3. Muddled strategy and Hitler's interference. Hitler diverted the main thrust from Moscow to focus on the Ukraine in the South. By the time the Southern flank had been secured and the Ukraine captured, the onset of winter had nearly begun and the capture of Moscow was close but not likely. Also related to this mindful of Napoleon's disasterous retreat from Moscow, in the winter of "41 Hitler decreed that no German troops would retreat. Unprepared for winter and often stuck in poorly defensible positions this resulted in them being buffeted by Soviet counterattacks that winter.
4. In that first year of the war, Stalin traded lives for time. He threw bodies of troops into combat with nearly suicidal decisions. This was especially true for the fights around Moscow, Brest, Kiev and Sevastopol, where some troops went into battle without weapons or ammunition.
All of these are reasons why the '41 offensive failed.
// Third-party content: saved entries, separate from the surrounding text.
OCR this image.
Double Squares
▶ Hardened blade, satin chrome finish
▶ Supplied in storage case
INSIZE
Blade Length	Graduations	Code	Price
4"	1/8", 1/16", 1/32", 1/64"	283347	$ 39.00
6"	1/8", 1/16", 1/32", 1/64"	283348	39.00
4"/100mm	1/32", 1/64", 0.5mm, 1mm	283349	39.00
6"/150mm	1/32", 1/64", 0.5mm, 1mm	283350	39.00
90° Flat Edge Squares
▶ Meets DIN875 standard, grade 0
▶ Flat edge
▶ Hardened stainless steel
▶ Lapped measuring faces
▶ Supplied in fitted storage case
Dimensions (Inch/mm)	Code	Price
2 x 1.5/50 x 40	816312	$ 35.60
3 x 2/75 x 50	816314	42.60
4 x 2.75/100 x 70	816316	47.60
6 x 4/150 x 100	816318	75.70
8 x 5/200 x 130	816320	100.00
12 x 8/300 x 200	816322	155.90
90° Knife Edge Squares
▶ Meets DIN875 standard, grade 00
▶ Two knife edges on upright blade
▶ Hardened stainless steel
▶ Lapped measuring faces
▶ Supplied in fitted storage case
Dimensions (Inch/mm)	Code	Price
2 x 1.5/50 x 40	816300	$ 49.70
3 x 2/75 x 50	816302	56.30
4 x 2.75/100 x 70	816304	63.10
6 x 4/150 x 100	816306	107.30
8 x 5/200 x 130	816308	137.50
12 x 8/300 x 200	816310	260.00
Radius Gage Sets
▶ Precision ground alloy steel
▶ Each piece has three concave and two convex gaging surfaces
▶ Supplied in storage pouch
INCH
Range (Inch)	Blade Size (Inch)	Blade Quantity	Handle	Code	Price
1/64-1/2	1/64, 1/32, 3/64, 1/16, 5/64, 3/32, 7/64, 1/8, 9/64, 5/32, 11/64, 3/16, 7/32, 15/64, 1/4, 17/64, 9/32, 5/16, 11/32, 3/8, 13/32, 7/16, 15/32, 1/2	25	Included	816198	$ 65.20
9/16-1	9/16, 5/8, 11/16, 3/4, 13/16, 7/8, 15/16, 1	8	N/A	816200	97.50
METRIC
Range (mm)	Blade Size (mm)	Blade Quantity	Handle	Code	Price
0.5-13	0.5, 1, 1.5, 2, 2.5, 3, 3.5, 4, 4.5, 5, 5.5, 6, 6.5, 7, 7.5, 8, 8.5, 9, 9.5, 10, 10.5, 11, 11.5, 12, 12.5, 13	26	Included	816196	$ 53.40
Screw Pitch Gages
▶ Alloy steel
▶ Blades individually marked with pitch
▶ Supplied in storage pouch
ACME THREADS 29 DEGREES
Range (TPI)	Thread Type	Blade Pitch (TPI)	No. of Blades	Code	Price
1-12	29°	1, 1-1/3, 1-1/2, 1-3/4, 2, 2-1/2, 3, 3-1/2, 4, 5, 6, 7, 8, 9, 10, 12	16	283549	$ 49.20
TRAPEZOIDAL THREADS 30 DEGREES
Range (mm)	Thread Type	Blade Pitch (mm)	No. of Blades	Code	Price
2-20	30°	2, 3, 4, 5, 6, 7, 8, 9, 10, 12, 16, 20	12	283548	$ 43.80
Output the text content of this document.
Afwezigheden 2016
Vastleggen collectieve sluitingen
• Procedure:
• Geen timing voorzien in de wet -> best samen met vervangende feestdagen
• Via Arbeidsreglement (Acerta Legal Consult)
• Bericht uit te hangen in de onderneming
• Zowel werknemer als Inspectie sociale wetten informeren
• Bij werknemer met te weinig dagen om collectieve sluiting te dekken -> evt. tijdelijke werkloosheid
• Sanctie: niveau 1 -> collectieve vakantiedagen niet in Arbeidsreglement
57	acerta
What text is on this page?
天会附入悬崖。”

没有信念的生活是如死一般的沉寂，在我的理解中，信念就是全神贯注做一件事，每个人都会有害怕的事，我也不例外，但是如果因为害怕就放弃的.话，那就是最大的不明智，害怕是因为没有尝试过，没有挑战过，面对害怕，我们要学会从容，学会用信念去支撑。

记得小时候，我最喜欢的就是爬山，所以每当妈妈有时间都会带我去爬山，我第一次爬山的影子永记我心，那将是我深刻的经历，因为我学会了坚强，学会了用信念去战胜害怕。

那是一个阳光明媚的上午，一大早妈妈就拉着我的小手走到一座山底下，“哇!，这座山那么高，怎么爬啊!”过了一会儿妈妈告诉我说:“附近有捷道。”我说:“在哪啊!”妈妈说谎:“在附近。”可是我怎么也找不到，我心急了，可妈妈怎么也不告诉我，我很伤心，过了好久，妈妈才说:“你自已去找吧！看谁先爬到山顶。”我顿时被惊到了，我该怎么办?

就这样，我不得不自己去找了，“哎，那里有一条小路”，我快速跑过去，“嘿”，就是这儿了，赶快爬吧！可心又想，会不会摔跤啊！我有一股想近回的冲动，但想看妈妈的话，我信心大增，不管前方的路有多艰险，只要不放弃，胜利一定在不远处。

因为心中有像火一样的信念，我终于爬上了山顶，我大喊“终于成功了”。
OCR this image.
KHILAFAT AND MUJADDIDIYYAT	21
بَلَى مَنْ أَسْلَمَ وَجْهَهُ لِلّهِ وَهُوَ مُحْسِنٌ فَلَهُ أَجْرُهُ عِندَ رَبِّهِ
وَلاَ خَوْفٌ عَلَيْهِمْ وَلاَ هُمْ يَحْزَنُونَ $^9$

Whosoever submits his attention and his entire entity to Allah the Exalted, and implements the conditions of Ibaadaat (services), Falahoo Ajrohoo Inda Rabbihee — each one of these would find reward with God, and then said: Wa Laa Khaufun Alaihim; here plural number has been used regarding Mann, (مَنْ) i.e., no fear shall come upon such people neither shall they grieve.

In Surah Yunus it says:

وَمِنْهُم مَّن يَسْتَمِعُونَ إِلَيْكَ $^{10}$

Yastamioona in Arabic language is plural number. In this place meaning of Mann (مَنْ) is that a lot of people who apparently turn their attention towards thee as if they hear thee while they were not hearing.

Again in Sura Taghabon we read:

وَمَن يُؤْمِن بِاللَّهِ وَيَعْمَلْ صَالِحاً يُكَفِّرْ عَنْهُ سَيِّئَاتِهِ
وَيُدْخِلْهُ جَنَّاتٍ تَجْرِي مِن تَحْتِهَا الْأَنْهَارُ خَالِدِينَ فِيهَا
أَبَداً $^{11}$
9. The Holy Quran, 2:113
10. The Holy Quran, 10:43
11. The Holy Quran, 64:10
Here is why beyond '41 the Germans were bled white on the Eastern Front:
--Russian military capability. After the first year of the war, the incompetent Russian Army (Stalin had purged the officer corps, equipment was undermaintained and over-rated) was tested in the fire of combat and better leaders and equipment (T-34 tank) emerged. It went from a mostly incompetent and numerically superior force to a tactically strong, often capable and in some cases better equipped force that outnumbered the Germans.
--Space. The Nazis were caught on the defensive and Russia was too big to defend against the Russian counter-offensives. A smarter German strategy would have been to concede space and withdraw hundreds of miles to more defensible lines. Instead, the Germans persisted with offensive manuevers (pushing as far east as Stalingrad) while still being forced to defend, became ignorantly fixated on capturing some terrain (Stalingrad, Lenningrad/St. Petersburg) at all costs rather than developing a coherent and sound strategy given the spatial and weather realities of fighting in Russia.
--strategic stupidity. The Germans aligned with the Japanese, Pearl Harbor happened, they ended up having to fight a war against the USA which now began shipping supplies to the Russians in earnest, the number of fronts the Germans were engaged on would soon multiply rapidly.
--underestimated the ability of the Russians to mobilize new troops. The Russians formed new armies faster than the Germans could destroy or capture them.
In the end, it was probably a fool's mission to defeat Russia. It is arguable that despite the weather and a few other elements, there was simply no way that the German Army as constituted in 1941 could defeat the Russians. The Wehrmacht covered 300 miles on 1 week to start the war but ran to the end of their supply lines. It isn't even clear that the fall of Moscow would have led to the defeat of Russia.